OCC outlines plan for referring regulatory offenses to DOJ

Öffice of the Comptroller of the Currency - OCC
Al Drago/Bloomberg

The Office of the Comptroller of the Currency this week issued a notice announcing it will comply with a recent executive order aimed at curbing overcriminalization in federal regulations.

OCC's guidance, published Friday in the Federal Register, reminds staff to carefully consider criminal referrals and give the financial industry some very clear guidelines for where offenses will meet criminal thresholds. In a release, the agency also described a general policy for how its staff should weigh referrals to the Department of Justice, "subject to appropriate exceptions and to the extent consistent with law." 

The OCC guidance puts emphasis on staff discretion and the actual or potential harm caused by the alleged offense in question when considering criminal regulatory referrals. Staff should consider the financial upside for the alleged offender and whether the person had industry-specific knowledge or licensure, as well as the alleged offender's knowledge of the regulations at issue, or "lack thereof." 

Staff are also instructed to weigh whether the person likely understood their conduct was illegal — adding a subjective awareness test to staff decision-making. The agency frames this as general policy guidance rather than a legally binding standard, but it reflects a broader move to tailor enforcement to intent, impact and context.

The president issued an executive order on May 9 entitled "Fighting Overcriminalization in Federal Regulations," requiring agencies to review their processes for criminal referrals of regulatory offenses. The OCC said that as part of its compliance with the order, it will also produce a report in consultation with the Attorney General Pam Bondi by May 9, 2026, listing all criminal regulatory offenses it can enforce, including their penalty ranges and required mental state standards applicable to each regulatory offense.

Regulators have historically referred regulatory offenses to the Department of Justice only rarely, and regulators and law enforcement were criticized in some quarters for not pursuing more criminal penalties in the wake of the Global Financial Crisis more than a decade ago.

When Biden-appointed Attorney General Merrick Garland announced a historic $3 billion settlement with TD Bank last year, the Biden-DOJ did not impose any criminal charges against executives despite overseeing a years long money-laundering conspiracy. While prosecutors said they charged more than two dozen individuals, including two bank insiders who accepted bribes, none of the bank's supervisors or executives were named in the October actions.

Experts say the reluctance to charge bank executives individually stems from the complexity of proving personal intent in a diffuse decision-making environment, the legal strategy of focusing on corporate fines and the institutional size that provides a shield of protection.
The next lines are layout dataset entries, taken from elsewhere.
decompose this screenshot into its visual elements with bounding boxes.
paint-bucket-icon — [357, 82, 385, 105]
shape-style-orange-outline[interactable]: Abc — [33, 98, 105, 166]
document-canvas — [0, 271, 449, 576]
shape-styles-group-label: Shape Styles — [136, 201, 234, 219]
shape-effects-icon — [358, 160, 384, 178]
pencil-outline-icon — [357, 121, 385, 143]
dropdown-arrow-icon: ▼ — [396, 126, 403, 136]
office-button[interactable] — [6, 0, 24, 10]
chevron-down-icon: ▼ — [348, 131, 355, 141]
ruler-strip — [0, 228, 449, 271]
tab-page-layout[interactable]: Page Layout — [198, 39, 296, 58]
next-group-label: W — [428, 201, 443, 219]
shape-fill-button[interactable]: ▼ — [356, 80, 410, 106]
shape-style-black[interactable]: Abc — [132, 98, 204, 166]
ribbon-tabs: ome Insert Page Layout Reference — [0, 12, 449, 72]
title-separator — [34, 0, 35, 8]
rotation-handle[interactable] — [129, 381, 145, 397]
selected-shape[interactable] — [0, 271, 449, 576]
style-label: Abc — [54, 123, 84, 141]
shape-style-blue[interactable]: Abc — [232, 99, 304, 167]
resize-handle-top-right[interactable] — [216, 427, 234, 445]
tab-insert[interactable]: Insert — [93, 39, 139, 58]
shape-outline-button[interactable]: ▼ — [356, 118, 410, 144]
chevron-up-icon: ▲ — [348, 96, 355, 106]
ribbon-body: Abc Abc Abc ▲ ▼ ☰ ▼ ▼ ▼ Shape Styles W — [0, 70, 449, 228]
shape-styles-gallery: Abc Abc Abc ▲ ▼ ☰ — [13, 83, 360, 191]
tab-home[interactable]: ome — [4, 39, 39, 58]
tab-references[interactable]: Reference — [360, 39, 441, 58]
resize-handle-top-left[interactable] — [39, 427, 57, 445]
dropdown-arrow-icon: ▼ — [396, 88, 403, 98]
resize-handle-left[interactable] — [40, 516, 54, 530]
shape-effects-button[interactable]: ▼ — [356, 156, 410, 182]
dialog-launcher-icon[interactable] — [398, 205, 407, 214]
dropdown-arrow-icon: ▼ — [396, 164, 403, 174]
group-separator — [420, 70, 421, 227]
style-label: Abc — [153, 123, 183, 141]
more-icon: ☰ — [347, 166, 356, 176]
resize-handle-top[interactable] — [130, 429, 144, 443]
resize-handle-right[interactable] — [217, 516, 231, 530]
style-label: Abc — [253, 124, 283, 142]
Decisions by big banks like TD are made through layers of bureaucracy, which fragments accountability and makes it hard to pin criminal charges on any one person. Prosecutors must show that a specific executive not only knew about illegal conduct but intended to commit or allow it — something that can be challenging when responsibilities are dispersed and records don't necessarily include statements of intent. Larger banks also have more resources available to fight or negotiate any criminal compliance obstacles, leading prosecutors to settle for corporate fines and compliance reforms rather than pursue lengthy, high-risk trials.